It makes some of the quickest cars on the road. But when Porsche AG develops new autos, it moves like a Model T. Its flagship, the legendary 911, has been around in some form for 33 years. And it hasn't introduced a completely new car since 1978.
Until now. Finally, the German automaker has pulled the wraps off its eagerly-awaited Boxster, a slick, two-seat roadster that may help Porsche regain some of the sales it lost during a drastic slump in the late 1980s and early 1990s.
Ironically, the Boxster and two other new German roadsters arrive just as the Japanese are retreating from the American sports car market.
"The Boxster is a very important step for our company," Porsche chairman Wendelin Wiedeking said at a press preview in Paris. "A company can't survive just by cost-savings projects. You also need good products."
Porsche clearly had to pull in its belt in recent years. Worldwide sales peaked at nearly 50,000 in 1986. By the time things stabilized, sales in Porsche's biggest market, America, plunged almost 80 percent. Sales in fiscal 1996 were just 19,219.
Even so, there are already signs of revival. This week, Porsche reported a huge rise in 1996 earnings to $32 million after slashing its work force and boosting productivity.
To survive, the company was forced to abandon practices that enshrined inefficiency. At its Stuttgart plant in southern Germany, for example, cars had been pushed by hand along a rickety conveyor belt.
When Dr. Wiedeking arrived at the company, he called in a cadre of Japanese consultants, including former executives of Toyota, the world's most efficient automaker. By the time the dust settled, Porsche cut the time it takes to build a 911 nearly in half - to an average 76 hours in 1995 compared with 120 hours in 1991. By 1997, that is expected to be down to only 45 hours.
Meanwhile, the company also reduced its product line, abandoning the slow-selling 928 and the criticized 968.
Even these steps and transforming the 911 weren't enough to regain all the lost ground, however. The simple fact was, the 911, the only car left in the line-up, had been priced out of the market for most potential customers. Today it costs $63,000.
That's where the Boxster comes in. At around $40,000 out the dealer's door, the new roadster is more affordable - at least by Porsche standards. Yet it lives up to the company's high-performance image. Completely new, the Boxster is powered by an aluminum, 24-valve 2.5 liter flat-six engine (the design is the source of the car's odd name) that generates 201 horsepower. Stomp on the gas and the roadster will race from 0 to 60 miles per hour in a neck-snapping 6.7 seconds. Top speed is 149 m.p.h.
Initial reviews are extremely positive. And the Boxster's first year of production is already sold out, Wiedeking says. He insists volume can easily reach 15,000 units a year, with two-thirds of that split between the US and Germany.
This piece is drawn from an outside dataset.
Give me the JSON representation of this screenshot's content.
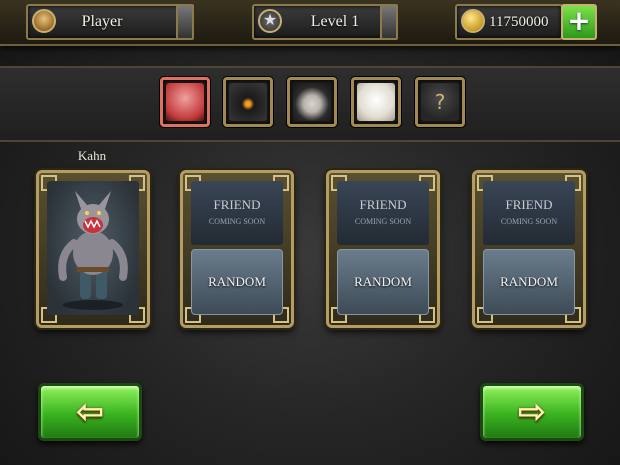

While some skeptics worry the new car might cannibalize sales of the more expensive 911, Wiedeking ebulliently sees the Boxster drawing in 80 to 90 percent new customers.
The 911 is typically used as a weekend plaything by its affluent owners. The Boxster, by contrast, is expected to serve as the only car for many owners and draw far more women buyers.
Porsche's forecast seems optimistic. Demand for sports cars, particularly in the vital US market, has all but dried up. Gone are Japanese nameplates like the Nissan 300ZX.
Yet the Germans have reentered the market with a vengeance. Earlier, BMW introduced the Z3 roadster. Then Mercedes pulled the wraps off its $40,000 SLK roadster.
Auto analyst Joe Phillippi of Lehman Brothers says the Germans could succeed:
"There's heritage to companies like BMW, Mercedes-Benz, and Porsche," he says. "You don't get that from Nissan, Toyota, or Honda."